Update to Strategic View
13 months after the Hamas attacks, Israel is now in a regional war against Hamas, Hezbollah and ultimately Iran. The elimination of Hamas remains a painful exercise in costly urban warfare. The elimination of Hezbollah is proceeding more easily thanks to well-executed surgical strikes. Israel has demonstrated superiority in tit-for-tat strikes with Iran, achieving complete dominance of the skies over Teheran (humiliatingly to the regime, using female pilots). That leaves Iran with few choices except to complete nuclear capabilities, so arguably the time to strike to prevent that once and for all is here and now. Biden has generally supported Israel, but as a key supplier of weapons and funding, drove a four-month delay in the siege of Rafah that cost many lives on both sides -- driven by a desperate US and European preference for maintaining the status quo at all costs.

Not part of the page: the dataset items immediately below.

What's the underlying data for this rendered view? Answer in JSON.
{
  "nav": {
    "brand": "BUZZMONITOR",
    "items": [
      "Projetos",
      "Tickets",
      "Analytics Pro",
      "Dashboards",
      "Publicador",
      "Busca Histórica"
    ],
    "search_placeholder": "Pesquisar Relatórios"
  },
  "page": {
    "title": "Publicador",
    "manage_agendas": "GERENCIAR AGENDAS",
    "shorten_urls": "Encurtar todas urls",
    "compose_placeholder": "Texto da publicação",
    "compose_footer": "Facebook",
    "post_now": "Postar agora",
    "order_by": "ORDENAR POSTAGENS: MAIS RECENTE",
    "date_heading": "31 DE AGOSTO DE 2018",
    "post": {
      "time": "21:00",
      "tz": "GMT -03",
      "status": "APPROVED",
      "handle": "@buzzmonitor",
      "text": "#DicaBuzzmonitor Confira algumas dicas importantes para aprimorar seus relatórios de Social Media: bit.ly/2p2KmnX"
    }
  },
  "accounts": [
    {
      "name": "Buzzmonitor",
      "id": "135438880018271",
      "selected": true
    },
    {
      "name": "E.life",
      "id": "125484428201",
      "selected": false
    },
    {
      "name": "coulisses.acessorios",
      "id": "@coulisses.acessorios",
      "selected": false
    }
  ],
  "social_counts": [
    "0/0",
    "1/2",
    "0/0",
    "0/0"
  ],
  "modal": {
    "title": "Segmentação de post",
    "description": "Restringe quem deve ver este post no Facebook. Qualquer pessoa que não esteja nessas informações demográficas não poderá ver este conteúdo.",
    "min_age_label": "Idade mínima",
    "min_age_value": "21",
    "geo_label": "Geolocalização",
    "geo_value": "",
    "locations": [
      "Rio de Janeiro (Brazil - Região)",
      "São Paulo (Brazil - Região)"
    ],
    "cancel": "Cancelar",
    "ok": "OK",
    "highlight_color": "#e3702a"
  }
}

Trump is a stronger friend of Israel and of conservative PM Netanyahu. And he will likely enforce sanctions on Iran that have been ignored by Biden, depriving Iran of funds. But Trump has strong isolationist and pacifist instincts too, so Israel is not yet sure what to expect. In the meantime, anti-Semitism continues to erupt, seen most recently in the attacks on Jews in Amsterdam. World media still refuses to see anti-Semitism for what it is -- not just opposition to Zionism, and not just racial prejudice, but a centuries-old dogma shared by certain threads of Christian, Muslim and Marxist thought that Jews stand in the way of the salvation of the world and must be eliminated for the sake of humanity. Israel remains Judaism's refuge from this, and as it visibly rises up around the world, Jews will never surrender their nation no matter the cost.